Tomorrow, it will be 68 degrees and sunny here. So, I got that going for me … which is nice.
Damn wossname rich apple guy and his flash killing ways!!!! Blo Jobs or whatever his name is! I can’t see the video!!!!!!
test . . . qwerty . . . test
*crackle*
*pop*
@TJ/ Jamie Sommers /TJ: You sound down, can I tell you a joke?
One fine spring morning, two little leprechauns walked up to the front door of the convent. They knock on the door KNOCK KNOCK KNOCK and out comes the mother superior. “Well me lads,” she says, “what can aye do for yeh tis foine morning?”
The first little leprechaun casts his eyes down a bit and he says “Mother Supierior….how many leprechaun nuns do yeh tink dere are In Killkillarny County?”
The nun thinks a bit, and she says “Son, aye don’t tink dere are any leprechaun nuns in Killkillarny County…”
SECOND little leprechaun snickers at that SNICKER SNICKER SNICKER and the FIRST one waves him off, saying “SHADUPP SHADUPP SHADUPP!”. And then, with a tremulous quaver in his voice, he says, “Mother Superior, how may leprechaun nuns would you say dere were in…all of Ireland?”
The nun she thiinks a bit, and says” Well son, ah don’t tink dere are any leprechaun nuns in Ireland.”
The SECOND little lepricaun laughts out loud at this GUFFAW GUFFAW GUFFAW and the FIRST one waves him off, saying “SHADUPP SHADUPP SHADUPP!”. And then, with an anxious strain in his voice, he says “Mother Superior….how many lepricaun nuns would you say the were in…t’whole worlld?”
The nun gives him a frustrated look and says, sternly, “SON, ah just don’t tink dere are ANY leprechaun nuns!”
And the SECOND little leprechaun howls at this BWAHAHAHA! BWAHAHAHA! BWAHAHAHA! and says to the FIRST little leprechaun “See, I tole yers! Ya fucked a penguin!!!!”
¡Feliz Día de Boxing, amigos!
It’s been a loco couple of weeks.

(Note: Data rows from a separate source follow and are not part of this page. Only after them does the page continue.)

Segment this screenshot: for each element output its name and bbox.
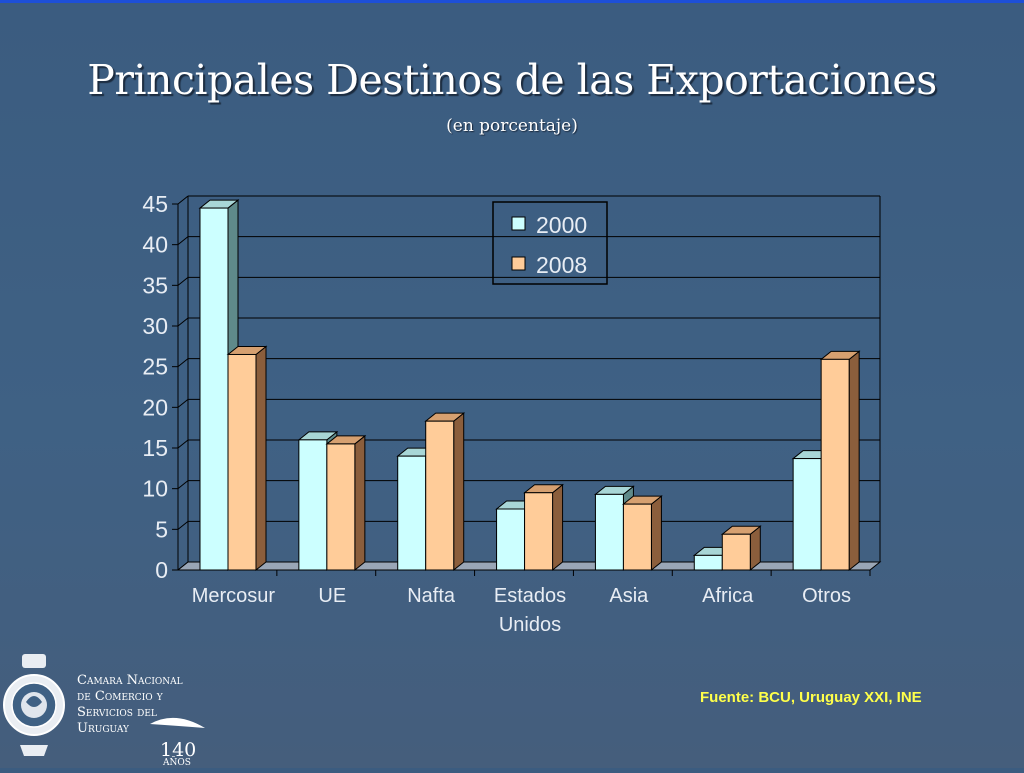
y-tick-label: 5 — [155, 516, 168, 542]
legend-label-2008: 2008 — [536, 252, 587, 278]
gridline-side — [177, 398, 189, 408]
bar-2000 — [496, 508, 526, 571]
legend-swatch-2000 — [511, 216, 526, 231]
bar-2008 — [622, 503, 652, 571]
bar-2008 — [721, 533, 751, 571]
x-tick-label: Otros — [802, 585, 851, 607]
gridline-side — [177, 195, 189, 205]
gridline-side — [177, 439, 189, 449]
x-tick-label: Estados — [494, 585, 566, 607]
gridline-side — [177, 520, 189, 530]
y-tick-label: 20 — [142, 394, 168, 420]
y-tick-label: 45 — [142, 191, 168, 217]
source-note: Fuente: BCU, Uruguay XXI, INE — [700, 689, 922, 706]
bar-side-2008 — [255, 345, 267, 572]
bar-side-2008 — [552, 483, 564, 572]
logo-line-3: Servicios del — [77, 705, 157, 720]
legend-label-2000: 2000 — [536, 212, 587, 238]
y-tick-label: 35 — [142, 272, 168, 298]
x-tick-label: UE — [318, 585, 346, 607]
slide-title: Principales Destinos de las Exportacione… — [87, 56, 937, 104]
bar-2000 — [199, 207, 229, 571]
y-tick-label: 0 — [155, 557, 168, 583]
bar-2000 — [397, 455, 427, 571]
gridline-side — [177, 236, 189, 246]
logo-line-4: Uruguay — [77, 721, 129, 736]
logo-line-1: Camara Nacional — [77, 673, 183, 688]
x-tick-label: Unidos — [499, 614, 561, 636]
x-tick-label: Mercosur — [192, 585, 276, 607]
slide-subtitle: (en porcentaje) — [446, 116, 578, 136]
gridline-side — [177, 276, 189, 286]
x-tick-label: Nafta — [407, 585, 456, 607]
bar-2000 — [298, 439, 328, 571]
bar-side-2008 — [848, 350, 860, 572]
bar-side-2008 — [453, 412, 465, 572]
bar-2000 — [792, 458, 822, 571]
bar-2008 — [820, 358, 850, 571]
legend-swatch-2008 — [511, 256, 526, 271]
y-tick-label: 10 — [142, 476, 168, 502]
chamber-logo — [0, 650, 220, 768]
x-tick-label: Asia — [609, 585, 649, 607]
bar-2008 — [326, 443, 356, 571]
legend-box — [492, 201, 608, 285]
top-accent-bar — [0, 0, 1024, 3]
bar-side-2008 — [354, 434, 366, 572]
seal-icon — [3, 654, 205, 756]
logo-anniversary-unit: AÑOS — [163, 758, 191, 768]
y-tick-label: 25 — [142, 354, 168, 380]
gridline-side — [177, 358, 189, 368]
bar-2008 — [425, 420, 455, 571]
bar-2000 — [693, 554, 723, 571]
logo-anniversary: 140 — [160, 739, 197, 761]
y-tick-label: 30 — [142, 313, 168, 339]
gridline-side — [177, 317, 189, 327]
bar-2008 — [524, 492, 554, 571]
bar-2000 — [594, 493, 624, 571]
bar-2008 — [227, 353, 257, 571]
bar-side-2008 — [650, 495, 662, 572]
gridline-side — [177, 480, 189, 490]
x-tick-label: Africa — [702, 585, 754, 607]
logo-name: Camara Nacional de Comercio y Servicios … — [77, 673, 183, 737]
y-tick-label: 15 — [142, 435, 168, 461]
logo-line-2: de Comercio y — [77, 689, 163, 704]
y-tick-label: 40 — [142, 232, 168, 258]
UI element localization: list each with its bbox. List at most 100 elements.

I’m back from my study abroad program in Cuernavaca, Mexico, and we’ve just finished the third and final load of dishes from our Christmas guests.
In other nooz, Mr. ¡A! had to have all four of his wisdom teeth taken out earlier this week, so now we’ve got the greatest gift of all: Percoset. It’s a Christmas miracle!
I hope you’ve all had a happy and relaxing holiday weekend. FSM bless us, every one.
@Tommmcatt is with Karin Marie on This One: *smiles*
I was standing in line behind a priest today at Target while holding a 17lb bag of dog food in one arm and various other items in the other. The bastard saw me but offered me neither the use of the empty shopping cart he was holding next to him nor the use of the half empty conveyor belt he was standing in front of while we both waited for the person checking out in front of him. Fuck all priests and nuns.
@TJ/ Jamie Sommers /TJ: That dirty ol’ bastard is probs just bitter ’cause none of the Hot Asian Singles his Yahoo mail promised wanna meet him have returned his messages.
@TJ/ Jamie Sommers /TJ: If only you’d been dressed as an altar boy.